Berbagai pajak meningkat, ada yang sampai mendekati 300 %, seperti PBB. Belum tahu berapa kenaikan pajak kendaraan. Pembayaran tol juga akan dikenakan pajak nilai tambah. Padahal, seyogyanya, jalan tol adalah pelengkap jalan umum yang seharusnya dibangun oleh pemerintah. Bila secara sistem pembayaran tol dibebani pajak nilai tambah, maka penggunaan barang yang dibangun dari pajak rakyat dipajak lagi berarti telah terjadi doubble taxation. Sekarang terlihat jalan tol telah membiaya sendiri, tetapi modal awalnya dari APBN juga. Terlihat bahwa perencana sistem pajak ini tidak memiliki konsep pajak yang tepat. Sebagaimana disebut, pada prinsipnya, jalan tol adalah pelengkap jalan umum, dan hasil jalan tol seyogyanya sebagian harus digunakan untuk membangun jalan umum, yang merupakan public goods. Tetapi sekarang perusahaan jalan tol lebih bersifat otonom di dalam sistem jalan umum nasional. Ini dapat dianggap penyimpangan secara prinsip.

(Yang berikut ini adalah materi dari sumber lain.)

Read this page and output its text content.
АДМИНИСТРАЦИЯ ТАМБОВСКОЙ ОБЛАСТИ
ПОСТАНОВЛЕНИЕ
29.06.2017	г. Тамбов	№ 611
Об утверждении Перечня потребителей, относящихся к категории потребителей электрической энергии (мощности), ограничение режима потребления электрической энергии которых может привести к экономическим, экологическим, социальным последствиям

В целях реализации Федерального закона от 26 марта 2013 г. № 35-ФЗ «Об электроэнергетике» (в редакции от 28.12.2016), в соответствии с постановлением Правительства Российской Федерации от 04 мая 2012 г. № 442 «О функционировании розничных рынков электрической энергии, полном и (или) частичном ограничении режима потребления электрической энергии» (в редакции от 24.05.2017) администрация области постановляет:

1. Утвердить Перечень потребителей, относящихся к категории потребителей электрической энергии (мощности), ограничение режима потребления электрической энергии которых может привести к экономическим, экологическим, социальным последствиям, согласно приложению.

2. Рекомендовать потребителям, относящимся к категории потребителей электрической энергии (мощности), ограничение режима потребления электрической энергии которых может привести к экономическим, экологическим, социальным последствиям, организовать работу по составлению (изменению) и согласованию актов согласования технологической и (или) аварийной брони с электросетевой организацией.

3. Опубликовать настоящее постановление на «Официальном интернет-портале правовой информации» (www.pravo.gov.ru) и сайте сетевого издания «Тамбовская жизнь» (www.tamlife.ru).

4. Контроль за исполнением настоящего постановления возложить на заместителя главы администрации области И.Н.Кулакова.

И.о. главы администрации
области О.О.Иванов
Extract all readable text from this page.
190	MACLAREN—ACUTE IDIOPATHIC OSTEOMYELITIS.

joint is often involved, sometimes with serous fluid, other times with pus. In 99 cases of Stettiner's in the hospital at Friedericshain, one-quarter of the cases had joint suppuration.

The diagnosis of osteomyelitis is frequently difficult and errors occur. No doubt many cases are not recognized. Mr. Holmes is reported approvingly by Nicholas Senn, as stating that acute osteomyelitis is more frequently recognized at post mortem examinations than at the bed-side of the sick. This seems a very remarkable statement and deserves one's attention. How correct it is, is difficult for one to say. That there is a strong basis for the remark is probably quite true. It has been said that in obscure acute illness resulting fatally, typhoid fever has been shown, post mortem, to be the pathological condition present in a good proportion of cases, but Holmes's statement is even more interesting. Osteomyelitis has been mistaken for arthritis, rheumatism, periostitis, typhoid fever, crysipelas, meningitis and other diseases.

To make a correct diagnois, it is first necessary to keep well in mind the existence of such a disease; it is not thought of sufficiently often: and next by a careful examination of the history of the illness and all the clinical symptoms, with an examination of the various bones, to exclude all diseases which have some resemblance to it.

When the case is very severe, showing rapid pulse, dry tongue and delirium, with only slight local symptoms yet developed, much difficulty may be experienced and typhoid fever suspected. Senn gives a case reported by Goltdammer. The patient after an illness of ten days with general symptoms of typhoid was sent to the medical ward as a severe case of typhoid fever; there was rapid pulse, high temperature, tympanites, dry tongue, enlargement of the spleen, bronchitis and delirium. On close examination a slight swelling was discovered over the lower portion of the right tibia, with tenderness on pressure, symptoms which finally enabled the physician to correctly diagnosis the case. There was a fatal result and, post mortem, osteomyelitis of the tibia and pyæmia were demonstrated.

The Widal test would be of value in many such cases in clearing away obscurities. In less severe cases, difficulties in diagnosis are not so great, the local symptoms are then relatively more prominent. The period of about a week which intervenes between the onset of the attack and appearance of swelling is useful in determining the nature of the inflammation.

Pajak adalah pembayaran penggunaan barang dan pelayanan publik yang diterima masyarakat. Berarti sejak awal orang harus melihat ketepatan antara pajak dan pelayanan publik. Lihat saja tentang PBB di Jakarta. Di seluruh dunia pajak ini digunakan untuk membangun pelayanan lokal, seperti pembangunan jaringan jalan, angkutan publik, kebersihan lingkungan, pengendalian banjir, situasi keamanan, dan sebagainya. Lihatlah Jakarta yang tiap hari macet, penyebabnya tidak lain bermula dari dua faktor: luas permukaan jalan hanya 6,5% yang amat jauh di bawah kota-kota besar dunia yang berkisar antara 15% sampai 25%. Pada saat yang sama angkutan umum tidak tersedia dengan memadai. Belum lagi banjir yang terus berulang. Lalu di mana kesetaraan antara pelayanan publik dengan pembayaran pajak? Memang dosa Jakarta yang parah sebagian adalah warisan pemerintah sejak dulu. Ali Sadikin mempunyai tempat tersendiri, tetapi dia mewarisi DKI-Jakarta yang tidak memiliki rencana tata-kota yang baik dan tetap, seperti rencana jaringan jalan yang baik dan mencukupi seperti luas permukaan jalanya serta rencana sistem drainase yang selalu harus disesuaikan dengan perkembangan volume air permukaan limpahan dari daerah terbangun saat hujan. Demikian juga seharusnya telah ditentukan di mana lokasi pemukiman, lokasi pusat-pusat kegiatan, lokasi pusat pelayanan lain yang banyak sejak dari semua jenis sekolah dari segala tingkatan, pasar, jalur hijau, tempat parkir, jalur angkutan umum, dan sebagainya. Alokasi tata-guna tanah terkait harus sudah tetap, tidak lagi dapat dirobah semaunya, sebab hal ini menjadi sumber dari ketidakpastian. Itu semua adalah barang publik dan pelayanan umum.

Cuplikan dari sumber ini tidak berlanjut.